With the decision-making/planning issue resolved, the new managing team sought to reorganize the work specificity of the company. They understood exactly how the work teams functioned and all of their intricacies and complexities. With a little thought, the managers were able to put together a workforce that could perform significantly better jobs. The assembly and installation processes were modified, and departmental communication was enhanced through cross-functional teams. Moreover, since state government did not enforce unionization in the industry, Value Plus, unlike any other company in the industry, was allowed to function without union interference. In turn, union hold-up problems were minimized. Even though employee wage rates were freed from union intervention, they were set to be highly competitive and flexible.

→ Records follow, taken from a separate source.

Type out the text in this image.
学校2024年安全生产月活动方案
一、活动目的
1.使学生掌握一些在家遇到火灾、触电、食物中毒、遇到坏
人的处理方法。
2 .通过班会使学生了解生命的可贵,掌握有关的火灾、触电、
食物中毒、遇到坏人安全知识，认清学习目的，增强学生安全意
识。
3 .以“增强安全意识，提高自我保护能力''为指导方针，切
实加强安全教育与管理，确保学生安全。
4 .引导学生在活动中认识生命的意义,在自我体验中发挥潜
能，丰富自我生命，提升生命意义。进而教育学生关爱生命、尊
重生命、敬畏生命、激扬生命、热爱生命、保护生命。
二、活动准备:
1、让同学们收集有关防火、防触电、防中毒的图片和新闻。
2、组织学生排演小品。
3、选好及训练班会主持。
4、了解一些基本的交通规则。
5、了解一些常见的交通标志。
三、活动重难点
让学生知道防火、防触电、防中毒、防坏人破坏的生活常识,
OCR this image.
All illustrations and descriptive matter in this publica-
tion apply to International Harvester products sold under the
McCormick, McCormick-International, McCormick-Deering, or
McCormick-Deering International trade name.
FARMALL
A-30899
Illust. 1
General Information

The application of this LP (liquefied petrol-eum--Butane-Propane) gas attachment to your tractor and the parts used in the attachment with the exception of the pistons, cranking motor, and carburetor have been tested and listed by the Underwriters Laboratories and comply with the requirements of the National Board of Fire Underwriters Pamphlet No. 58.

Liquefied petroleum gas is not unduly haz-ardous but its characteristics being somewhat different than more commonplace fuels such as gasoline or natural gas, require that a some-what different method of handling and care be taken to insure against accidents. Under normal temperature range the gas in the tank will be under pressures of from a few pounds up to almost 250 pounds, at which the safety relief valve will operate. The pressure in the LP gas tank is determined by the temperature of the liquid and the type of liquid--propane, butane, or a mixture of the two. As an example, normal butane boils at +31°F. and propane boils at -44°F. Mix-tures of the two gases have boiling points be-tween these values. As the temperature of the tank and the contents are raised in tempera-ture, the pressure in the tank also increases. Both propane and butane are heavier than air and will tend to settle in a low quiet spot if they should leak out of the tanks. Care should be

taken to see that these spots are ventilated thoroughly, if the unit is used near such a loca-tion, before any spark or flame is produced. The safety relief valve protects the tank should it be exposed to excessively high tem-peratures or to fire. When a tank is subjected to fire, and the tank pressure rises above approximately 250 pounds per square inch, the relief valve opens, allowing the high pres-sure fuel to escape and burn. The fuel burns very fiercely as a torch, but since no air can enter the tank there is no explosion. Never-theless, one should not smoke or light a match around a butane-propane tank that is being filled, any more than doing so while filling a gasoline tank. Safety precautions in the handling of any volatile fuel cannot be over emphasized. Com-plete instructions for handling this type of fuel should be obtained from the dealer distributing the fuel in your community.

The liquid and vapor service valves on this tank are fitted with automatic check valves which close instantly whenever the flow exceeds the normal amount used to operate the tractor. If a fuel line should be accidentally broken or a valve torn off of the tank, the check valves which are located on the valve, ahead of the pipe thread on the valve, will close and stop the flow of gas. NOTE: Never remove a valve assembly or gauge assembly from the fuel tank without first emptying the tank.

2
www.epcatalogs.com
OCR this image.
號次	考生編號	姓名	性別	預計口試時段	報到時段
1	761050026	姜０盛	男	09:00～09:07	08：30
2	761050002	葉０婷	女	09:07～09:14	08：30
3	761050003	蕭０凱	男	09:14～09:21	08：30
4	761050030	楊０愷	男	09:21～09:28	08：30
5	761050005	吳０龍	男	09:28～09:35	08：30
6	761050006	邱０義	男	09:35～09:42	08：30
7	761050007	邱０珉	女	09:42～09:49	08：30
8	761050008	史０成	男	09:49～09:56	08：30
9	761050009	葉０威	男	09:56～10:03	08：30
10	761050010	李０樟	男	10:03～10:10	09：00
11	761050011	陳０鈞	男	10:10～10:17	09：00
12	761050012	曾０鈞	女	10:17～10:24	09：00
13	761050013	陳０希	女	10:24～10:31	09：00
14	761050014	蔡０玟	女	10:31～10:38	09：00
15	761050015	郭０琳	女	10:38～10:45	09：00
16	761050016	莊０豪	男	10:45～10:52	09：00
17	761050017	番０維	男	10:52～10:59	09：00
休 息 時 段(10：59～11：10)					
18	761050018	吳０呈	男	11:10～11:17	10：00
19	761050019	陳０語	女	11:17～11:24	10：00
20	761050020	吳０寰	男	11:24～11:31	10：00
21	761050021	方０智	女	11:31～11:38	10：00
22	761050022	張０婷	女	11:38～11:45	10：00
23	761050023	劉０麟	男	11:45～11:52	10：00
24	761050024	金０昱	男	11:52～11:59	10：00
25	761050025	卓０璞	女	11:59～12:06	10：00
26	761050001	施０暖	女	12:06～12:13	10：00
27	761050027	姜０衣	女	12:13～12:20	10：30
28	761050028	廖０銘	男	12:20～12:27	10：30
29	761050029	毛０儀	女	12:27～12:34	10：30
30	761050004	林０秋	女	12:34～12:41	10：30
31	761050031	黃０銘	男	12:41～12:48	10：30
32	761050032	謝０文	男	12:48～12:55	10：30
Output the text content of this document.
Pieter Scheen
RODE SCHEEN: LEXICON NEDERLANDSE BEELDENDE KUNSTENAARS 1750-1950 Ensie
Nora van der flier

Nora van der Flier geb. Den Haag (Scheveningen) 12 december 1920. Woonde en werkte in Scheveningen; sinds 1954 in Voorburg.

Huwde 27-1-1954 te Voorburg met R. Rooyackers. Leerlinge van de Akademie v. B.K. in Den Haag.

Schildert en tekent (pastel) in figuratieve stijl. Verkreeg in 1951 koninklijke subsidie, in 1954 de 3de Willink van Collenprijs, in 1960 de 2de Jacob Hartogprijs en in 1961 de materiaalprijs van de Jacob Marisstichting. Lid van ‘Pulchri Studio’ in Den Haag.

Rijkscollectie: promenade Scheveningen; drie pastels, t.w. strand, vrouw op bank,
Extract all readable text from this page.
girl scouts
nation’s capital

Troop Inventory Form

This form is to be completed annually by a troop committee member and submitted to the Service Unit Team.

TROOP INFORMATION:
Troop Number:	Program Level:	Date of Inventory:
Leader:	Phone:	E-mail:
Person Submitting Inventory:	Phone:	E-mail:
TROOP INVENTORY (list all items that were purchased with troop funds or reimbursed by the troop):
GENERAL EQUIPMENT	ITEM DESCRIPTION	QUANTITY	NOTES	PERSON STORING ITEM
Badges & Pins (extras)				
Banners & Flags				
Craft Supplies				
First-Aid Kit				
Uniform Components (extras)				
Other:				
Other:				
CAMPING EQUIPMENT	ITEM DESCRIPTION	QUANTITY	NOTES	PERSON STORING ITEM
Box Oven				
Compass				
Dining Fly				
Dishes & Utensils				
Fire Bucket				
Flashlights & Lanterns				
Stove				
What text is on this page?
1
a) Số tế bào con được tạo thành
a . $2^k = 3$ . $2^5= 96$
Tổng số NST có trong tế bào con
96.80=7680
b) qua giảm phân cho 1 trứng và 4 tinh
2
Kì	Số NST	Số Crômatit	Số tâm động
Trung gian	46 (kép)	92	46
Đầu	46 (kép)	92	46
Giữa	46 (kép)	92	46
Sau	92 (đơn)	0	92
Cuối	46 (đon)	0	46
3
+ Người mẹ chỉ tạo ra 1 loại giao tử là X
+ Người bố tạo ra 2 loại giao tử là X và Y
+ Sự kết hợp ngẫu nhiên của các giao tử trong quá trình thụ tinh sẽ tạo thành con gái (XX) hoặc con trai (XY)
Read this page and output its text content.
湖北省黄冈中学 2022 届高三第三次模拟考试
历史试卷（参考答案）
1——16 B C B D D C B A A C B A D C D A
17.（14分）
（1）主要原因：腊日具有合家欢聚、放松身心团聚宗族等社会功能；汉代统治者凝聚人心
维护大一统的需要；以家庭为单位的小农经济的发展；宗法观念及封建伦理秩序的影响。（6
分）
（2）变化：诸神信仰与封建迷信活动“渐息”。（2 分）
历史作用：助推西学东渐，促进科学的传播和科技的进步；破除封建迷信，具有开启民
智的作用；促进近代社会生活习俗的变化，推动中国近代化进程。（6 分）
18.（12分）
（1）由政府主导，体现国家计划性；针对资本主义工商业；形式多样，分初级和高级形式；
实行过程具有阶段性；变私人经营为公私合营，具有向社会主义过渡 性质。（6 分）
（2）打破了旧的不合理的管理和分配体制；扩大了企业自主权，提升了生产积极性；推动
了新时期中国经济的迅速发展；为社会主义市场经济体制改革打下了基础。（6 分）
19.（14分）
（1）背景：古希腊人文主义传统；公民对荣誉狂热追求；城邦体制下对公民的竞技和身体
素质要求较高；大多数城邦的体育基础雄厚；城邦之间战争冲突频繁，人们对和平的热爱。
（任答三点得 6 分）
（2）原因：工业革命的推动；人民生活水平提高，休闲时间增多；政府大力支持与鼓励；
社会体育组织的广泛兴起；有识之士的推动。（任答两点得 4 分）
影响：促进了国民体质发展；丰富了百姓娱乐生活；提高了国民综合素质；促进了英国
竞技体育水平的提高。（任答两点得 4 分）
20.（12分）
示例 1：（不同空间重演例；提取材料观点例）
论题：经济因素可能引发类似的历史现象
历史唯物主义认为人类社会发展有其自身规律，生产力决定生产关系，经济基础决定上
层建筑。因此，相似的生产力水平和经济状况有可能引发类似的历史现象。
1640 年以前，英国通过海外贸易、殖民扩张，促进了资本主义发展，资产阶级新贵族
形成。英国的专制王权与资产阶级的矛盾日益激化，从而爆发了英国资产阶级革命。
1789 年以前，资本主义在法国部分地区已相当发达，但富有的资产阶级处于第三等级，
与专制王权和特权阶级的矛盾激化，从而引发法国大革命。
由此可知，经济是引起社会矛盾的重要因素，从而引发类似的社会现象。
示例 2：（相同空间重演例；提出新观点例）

Once the union issue was eliminated, employee remuneration could be made job-specific. An incentive-based profit sharing plan was implemented which effectively lowered production costs. Before bidding on a job, management would gather everyone together to decide on its individual worth. Employees then, would receive hourly rates of pay that were significantly lower than those paid out by a unionized competitor.

Greater efficiency of work and lower hourly employee wages substantially reduced production costs. Value Plus was now in a position to bid low on various contracts while still providing equal value to the customer. When the job was complete and the profits generated put through the company, employees would receive their respective shares of any remaining money based upon hours worked and the nature of the activity performed. Ultimately, the non-unionized Value Plus employees would earn more money than their unionized counterparts. This incentive in turn reinforced the morale and productivity of the workers, allowing the company to minimize costs further and distribute even greater profits to all within the company.

Effective planning and decision making models helped to significantly reduce Value Plus management's exposure to risk resulting from not having every piece of information, all the time, about everything (bounded rationality). Consequently, management was able to modify the specific work requirements of the company and thus fulfill their promises to their employees, investors, bankruptcy court, customers and vendors (stakeholders of the company) and, in turn, make it cut-throat competitive. The end result was an operation significantly different from any other in the HVAC industry.